At this time Germans were being brought in. Some walked. One of them—Sally would remember amidst the flux of cases—had a pitiable bayonet wound to the sternum. It crossed Sally’s mind to wonder if Honora might be vengeful with them. But from what anyone saw she was businesslike and attentive in a normal sense. Why would you expect otherwise? Sally asked herself. But then she noticed that with the German walking wounded Honora sometimes briskly removed their jackets and exhaustively searched their pockets—almost as if there might be something sewn in the seams. She did not ask their permission, and they submitted to her search with a frown. She would obviously search the entire German army—all without hatred—to find the one who had her letter and thus knew Captain Lionel Dankworth’s place on or beneath earth.
Naomi had not expected or wanted a reply from Robbie. But one arrived, in a Comforts Fund envelope from which she could tell it had come through the army postal services in France. Her impulse was to leave the thing unopened, but there was a sense in which she was too busy to develop any habit of delay.
Miss Durance,
Your letter followed me from Australia from where I was finally despatched to France to be an RTO—Railway Transport Officer—and where I hoped to visit you at your posting. To say that I am disappointed is to put it very light. What I am most disappointed in is your delay in telling me to give up hope of your affection. I can only believe you when you say that my damaged gait has nothing to do with it. It is that you put off so long letting me know where I stand that I can’t respect. You always seemed to me to be made of more forthright material. You did warn me that when I saw something in you I was fooling myself. So I can’t say that you missed out on telling me to use caution.
But I must say once more—so many months! On the transport I daydreamed how we would meet up in France. Well, I was a fool. And you were not genuine with me. Since there is nothing more to be said,
There was first a rush of shame when Naomi read this. It was followed by anger at Lieutenant Shaw’s moral haughtiness. He wrote as if she had as good as been engaged to him. That was his delusion. She walked the wards directing the work of the English Roses but rage would take her in the midst of sentences and she would forget their purpose.
What dosage did you say? an English Rose would ask, and Naomi would need to begin again.

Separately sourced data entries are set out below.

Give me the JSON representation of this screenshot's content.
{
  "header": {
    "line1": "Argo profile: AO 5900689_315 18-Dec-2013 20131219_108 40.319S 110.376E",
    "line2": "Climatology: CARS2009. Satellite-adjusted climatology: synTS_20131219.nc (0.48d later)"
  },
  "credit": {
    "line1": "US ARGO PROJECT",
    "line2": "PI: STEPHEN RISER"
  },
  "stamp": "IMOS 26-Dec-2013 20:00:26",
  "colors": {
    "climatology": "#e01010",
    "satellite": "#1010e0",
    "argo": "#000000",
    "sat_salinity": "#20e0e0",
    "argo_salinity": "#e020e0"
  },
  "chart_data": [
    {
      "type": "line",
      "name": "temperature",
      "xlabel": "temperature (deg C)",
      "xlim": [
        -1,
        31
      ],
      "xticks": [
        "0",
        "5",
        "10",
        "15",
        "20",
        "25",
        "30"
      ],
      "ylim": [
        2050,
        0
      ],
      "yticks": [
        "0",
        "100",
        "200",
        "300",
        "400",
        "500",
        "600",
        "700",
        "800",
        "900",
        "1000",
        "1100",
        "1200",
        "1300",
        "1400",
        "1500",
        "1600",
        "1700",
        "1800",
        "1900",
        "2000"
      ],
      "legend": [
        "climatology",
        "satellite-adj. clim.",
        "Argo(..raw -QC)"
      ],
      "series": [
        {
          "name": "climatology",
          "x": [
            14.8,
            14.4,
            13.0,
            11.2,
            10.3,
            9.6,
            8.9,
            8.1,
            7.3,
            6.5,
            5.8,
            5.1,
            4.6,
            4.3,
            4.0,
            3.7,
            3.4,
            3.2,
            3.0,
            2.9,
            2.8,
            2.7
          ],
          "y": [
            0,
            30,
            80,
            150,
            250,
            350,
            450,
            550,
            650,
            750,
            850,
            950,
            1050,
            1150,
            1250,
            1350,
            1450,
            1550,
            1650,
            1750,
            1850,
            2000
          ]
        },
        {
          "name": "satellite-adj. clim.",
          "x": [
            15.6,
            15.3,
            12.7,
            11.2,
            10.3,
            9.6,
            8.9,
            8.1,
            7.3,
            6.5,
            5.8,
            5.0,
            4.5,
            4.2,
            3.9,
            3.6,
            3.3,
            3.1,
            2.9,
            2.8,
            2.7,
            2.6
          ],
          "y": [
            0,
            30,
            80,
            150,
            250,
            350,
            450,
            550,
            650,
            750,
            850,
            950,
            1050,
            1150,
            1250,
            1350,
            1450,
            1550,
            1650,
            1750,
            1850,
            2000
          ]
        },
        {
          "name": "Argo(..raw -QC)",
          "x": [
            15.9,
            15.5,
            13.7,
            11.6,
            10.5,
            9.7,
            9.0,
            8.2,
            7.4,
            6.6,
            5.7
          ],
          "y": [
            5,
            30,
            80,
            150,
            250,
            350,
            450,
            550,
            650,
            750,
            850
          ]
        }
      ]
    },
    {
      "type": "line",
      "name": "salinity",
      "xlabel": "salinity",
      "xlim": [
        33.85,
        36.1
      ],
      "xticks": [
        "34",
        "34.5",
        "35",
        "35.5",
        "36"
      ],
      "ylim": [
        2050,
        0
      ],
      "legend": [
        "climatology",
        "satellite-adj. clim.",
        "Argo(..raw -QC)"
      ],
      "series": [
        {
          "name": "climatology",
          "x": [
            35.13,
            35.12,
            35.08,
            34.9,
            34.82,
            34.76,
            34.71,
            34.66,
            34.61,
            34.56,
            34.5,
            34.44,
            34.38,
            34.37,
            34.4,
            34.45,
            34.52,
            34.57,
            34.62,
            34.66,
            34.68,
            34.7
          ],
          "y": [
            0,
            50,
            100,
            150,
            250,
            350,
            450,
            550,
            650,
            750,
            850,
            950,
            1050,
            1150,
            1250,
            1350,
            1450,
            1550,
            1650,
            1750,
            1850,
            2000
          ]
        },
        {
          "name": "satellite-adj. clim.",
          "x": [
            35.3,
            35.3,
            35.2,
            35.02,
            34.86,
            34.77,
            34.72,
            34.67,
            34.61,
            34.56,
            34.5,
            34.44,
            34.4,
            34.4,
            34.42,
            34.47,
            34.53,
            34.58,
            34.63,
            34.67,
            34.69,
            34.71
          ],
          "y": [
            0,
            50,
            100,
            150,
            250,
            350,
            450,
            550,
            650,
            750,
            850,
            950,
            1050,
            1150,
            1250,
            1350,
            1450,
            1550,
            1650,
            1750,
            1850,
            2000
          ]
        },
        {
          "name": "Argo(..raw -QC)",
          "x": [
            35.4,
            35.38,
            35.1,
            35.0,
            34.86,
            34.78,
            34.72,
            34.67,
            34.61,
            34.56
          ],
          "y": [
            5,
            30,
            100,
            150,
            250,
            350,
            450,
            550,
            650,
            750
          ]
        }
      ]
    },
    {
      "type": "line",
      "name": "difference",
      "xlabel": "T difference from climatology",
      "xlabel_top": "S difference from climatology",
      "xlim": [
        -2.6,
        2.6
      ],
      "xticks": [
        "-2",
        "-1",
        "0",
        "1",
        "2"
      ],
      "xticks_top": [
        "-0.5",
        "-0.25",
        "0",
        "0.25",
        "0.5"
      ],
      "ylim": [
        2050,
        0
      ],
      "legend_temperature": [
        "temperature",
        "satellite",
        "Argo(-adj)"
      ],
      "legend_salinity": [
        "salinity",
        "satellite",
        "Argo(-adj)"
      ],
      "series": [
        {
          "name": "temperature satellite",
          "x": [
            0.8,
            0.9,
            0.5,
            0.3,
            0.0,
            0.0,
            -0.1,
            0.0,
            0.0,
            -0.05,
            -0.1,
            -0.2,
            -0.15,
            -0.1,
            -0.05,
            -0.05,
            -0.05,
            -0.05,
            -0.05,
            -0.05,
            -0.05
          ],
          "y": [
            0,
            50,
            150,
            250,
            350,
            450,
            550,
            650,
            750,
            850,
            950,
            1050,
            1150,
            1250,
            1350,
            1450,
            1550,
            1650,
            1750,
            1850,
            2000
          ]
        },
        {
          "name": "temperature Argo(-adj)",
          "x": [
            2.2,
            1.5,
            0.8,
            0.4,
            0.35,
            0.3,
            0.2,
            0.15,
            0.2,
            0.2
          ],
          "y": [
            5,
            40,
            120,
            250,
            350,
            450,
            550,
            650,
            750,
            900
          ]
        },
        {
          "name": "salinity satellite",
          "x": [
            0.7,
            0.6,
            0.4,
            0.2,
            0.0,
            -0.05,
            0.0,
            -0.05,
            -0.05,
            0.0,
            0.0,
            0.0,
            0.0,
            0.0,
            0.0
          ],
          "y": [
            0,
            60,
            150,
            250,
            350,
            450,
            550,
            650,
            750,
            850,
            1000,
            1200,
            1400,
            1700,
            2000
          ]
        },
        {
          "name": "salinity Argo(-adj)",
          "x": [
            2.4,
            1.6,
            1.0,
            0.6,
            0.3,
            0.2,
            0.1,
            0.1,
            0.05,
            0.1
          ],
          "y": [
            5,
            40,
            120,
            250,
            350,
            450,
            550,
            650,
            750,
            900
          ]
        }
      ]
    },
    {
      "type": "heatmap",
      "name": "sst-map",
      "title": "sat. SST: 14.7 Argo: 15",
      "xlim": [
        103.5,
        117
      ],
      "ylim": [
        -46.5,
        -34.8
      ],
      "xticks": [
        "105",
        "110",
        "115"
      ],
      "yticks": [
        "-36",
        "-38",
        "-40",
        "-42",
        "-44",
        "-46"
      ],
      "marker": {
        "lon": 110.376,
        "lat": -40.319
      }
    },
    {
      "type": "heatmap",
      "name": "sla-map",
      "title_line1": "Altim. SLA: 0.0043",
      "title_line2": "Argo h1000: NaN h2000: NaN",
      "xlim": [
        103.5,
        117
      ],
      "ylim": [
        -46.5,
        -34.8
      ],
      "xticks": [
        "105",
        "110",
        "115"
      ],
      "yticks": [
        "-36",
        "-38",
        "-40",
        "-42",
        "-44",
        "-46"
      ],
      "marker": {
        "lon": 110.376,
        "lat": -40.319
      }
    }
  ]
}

But within a mere handful of hours, she was overtaken by a sense of reprieve. She had sidestepped the obvious but most lethal marriage. Kiernan had helped her do it.
As Naomi savored freedom from poor Robbie and anticipated a letter from Kiernan, Matron Mitchie had caught a cold which developed very swiftly into pneumonia. She gasped and became distressed about some jangled, fearful terror of childhood or girlhood. Or even of the Archimedes. The Archimedes must be there, Naomi was sure, in Matron Mitchie’s delirium, since Naomi hadn’t been able to eradicate it from her own dreams.